Tout cela aurait un coût. D’où viendrait l’argent ?

Il faut être beaucoup plus créatif dans la réflexion, penser de manière décloisonnée. L’enseignement obligatoire a ses prérogatives, avec les Centres psycho-médico-sociaux (CPMS) notamment, et une enveloppe fermée. Les soins de santé ont des moyens, les Régions aussi, mais chacun travaille de son côté. Pourquoi, du côté du fédéral, ne dégagerait-on pas des moyens pour faire venir des psychologues dans les écoles ?

De nombreux jeunes en détresse sont sur liste d’attente dans le secteur de l’aide à la jeunesse. Comment peut-on faire pour stopper cette hémorragie ?

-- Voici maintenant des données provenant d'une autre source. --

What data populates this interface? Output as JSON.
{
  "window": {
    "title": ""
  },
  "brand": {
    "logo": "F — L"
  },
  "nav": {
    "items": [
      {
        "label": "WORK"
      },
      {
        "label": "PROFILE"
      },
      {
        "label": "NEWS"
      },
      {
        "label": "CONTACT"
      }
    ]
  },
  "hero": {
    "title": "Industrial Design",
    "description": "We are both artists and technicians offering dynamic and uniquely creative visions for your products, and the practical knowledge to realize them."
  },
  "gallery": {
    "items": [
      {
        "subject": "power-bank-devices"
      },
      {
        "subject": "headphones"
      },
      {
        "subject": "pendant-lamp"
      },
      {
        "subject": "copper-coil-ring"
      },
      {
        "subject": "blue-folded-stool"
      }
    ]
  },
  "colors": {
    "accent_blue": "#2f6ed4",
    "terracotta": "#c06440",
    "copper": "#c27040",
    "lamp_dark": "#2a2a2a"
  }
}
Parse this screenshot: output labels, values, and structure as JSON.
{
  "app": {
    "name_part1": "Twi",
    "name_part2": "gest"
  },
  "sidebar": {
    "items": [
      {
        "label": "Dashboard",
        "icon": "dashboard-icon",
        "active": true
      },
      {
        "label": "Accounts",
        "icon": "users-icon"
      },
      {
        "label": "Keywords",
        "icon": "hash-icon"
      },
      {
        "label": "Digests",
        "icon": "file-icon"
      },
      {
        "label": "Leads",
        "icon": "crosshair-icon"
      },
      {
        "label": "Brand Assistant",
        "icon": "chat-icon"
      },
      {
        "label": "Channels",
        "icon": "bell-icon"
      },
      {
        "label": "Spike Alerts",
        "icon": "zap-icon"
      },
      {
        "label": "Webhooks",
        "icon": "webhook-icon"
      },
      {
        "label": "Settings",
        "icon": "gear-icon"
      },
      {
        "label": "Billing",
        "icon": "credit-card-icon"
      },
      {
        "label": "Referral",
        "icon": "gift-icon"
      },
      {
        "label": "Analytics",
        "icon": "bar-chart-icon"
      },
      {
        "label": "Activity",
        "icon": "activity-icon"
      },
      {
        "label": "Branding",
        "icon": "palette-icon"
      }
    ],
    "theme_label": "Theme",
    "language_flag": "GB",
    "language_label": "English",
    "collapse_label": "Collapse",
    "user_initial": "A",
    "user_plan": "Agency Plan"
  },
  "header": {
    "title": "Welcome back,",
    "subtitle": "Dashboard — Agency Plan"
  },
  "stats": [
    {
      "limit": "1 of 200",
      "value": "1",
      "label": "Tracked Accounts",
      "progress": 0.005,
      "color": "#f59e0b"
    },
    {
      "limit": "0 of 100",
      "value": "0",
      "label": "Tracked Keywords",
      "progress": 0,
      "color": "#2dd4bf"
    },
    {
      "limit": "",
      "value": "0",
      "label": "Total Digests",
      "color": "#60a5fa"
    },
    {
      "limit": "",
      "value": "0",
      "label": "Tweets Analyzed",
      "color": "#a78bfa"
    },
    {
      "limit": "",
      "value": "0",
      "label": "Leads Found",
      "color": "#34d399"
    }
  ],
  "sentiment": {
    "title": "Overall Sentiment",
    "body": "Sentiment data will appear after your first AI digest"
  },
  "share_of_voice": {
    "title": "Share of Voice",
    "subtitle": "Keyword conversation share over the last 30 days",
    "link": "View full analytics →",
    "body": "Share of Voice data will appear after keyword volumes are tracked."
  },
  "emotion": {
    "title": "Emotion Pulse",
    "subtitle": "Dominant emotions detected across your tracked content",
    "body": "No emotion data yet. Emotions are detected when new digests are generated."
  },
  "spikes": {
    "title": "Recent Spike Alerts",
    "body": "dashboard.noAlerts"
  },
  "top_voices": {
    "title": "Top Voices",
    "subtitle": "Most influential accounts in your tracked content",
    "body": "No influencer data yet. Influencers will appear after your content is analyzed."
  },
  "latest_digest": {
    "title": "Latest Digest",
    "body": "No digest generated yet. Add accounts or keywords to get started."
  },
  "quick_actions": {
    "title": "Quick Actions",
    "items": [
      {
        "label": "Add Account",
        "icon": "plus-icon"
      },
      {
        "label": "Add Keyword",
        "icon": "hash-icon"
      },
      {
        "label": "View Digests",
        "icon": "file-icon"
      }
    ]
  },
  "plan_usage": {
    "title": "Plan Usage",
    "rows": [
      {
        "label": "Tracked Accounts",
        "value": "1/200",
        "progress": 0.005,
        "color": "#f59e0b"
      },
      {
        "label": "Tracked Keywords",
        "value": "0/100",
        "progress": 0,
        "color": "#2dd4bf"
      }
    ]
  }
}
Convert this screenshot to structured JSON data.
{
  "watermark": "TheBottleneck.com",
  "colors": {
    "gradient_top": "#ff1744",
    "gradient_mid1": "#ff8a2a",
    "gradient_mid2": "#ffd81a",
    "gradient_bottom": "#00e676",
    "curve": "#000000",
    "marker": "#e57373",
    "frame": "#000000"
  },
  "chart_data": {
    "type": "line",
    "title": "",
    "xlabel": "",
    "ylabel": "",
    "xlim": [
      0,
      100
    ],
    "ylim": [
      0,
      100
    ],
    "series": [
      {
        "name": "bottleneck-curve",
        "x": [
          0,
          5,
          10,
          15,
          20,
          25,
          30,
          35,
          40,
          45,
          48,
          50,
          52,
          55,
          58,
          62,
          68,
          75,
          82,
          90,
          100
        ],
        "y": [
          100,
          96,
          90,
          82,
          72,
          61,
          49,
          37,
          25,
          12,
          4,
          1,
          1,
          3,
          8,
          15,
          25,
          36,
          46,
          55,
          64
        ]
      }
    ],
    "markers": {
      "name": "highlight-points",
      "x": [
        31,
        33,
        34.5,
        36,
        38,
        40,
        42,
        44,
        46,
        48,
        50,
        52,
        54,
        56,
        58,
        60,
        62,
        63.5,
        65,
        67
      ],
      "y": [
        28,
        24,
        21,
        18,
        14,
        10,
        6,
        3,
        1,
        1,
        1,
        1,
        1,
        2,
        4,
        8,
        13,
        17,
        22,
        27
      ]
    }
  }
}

C’est une vraie question. Il faut vraiment aujourd’hui prendre la mesure de l’ampleur du phénomène, et la grosse difficulté vient du fait que l’on n’a pas de chiffres. On n’a pas d’objectivation de la situation. On sait qu’il y a des listes d’attente partout. On peut entendre tous les parents qui témoignent, dire qu’ils ne trouvent pas de place d’accueil. Et il faut dès à présent se préoccuper de la question du bien-être des enfants, rendre possible l’indispensable écoute et leur permettre aussi de se réapproprier l’école, de se dire que ce lieu n’est pas un lieu hostile. On n’a pas les chiffres : combien sont en décrochage ? Combien sont sur liste d’attente ? Combien ont fait une tentative de suicide ? Combien sont sous médication ? Tout cela doit être objectivé. Et l’on doit apporter une réponse forte, coordonnée entre tous les niveaux de pouvoir, pour remédier à cette situation.

La situation d’épuisement qui touche le secteur de l’aide à la jeunesse, où le personnel fait défaut, ne s’étend-elle pas à tous les travailleurs sociaux et aux enseignants ?

Je pense que l’on ne mesure pas à quel point cela a épuisé tous ces secteurs. Et les parents aussi ! Même quand leurs ados vont mal, ils doivent tenir debout, ils doivent continuer à bosser, à avancer. Et ce n’est pas facile tous les jours. On ne se rend pas compte, effectivement, que tout le monde est épuisé. Et que pour apporter des réponses face à cette situation, il faut pouvoir compter sur des gens solides mentalement.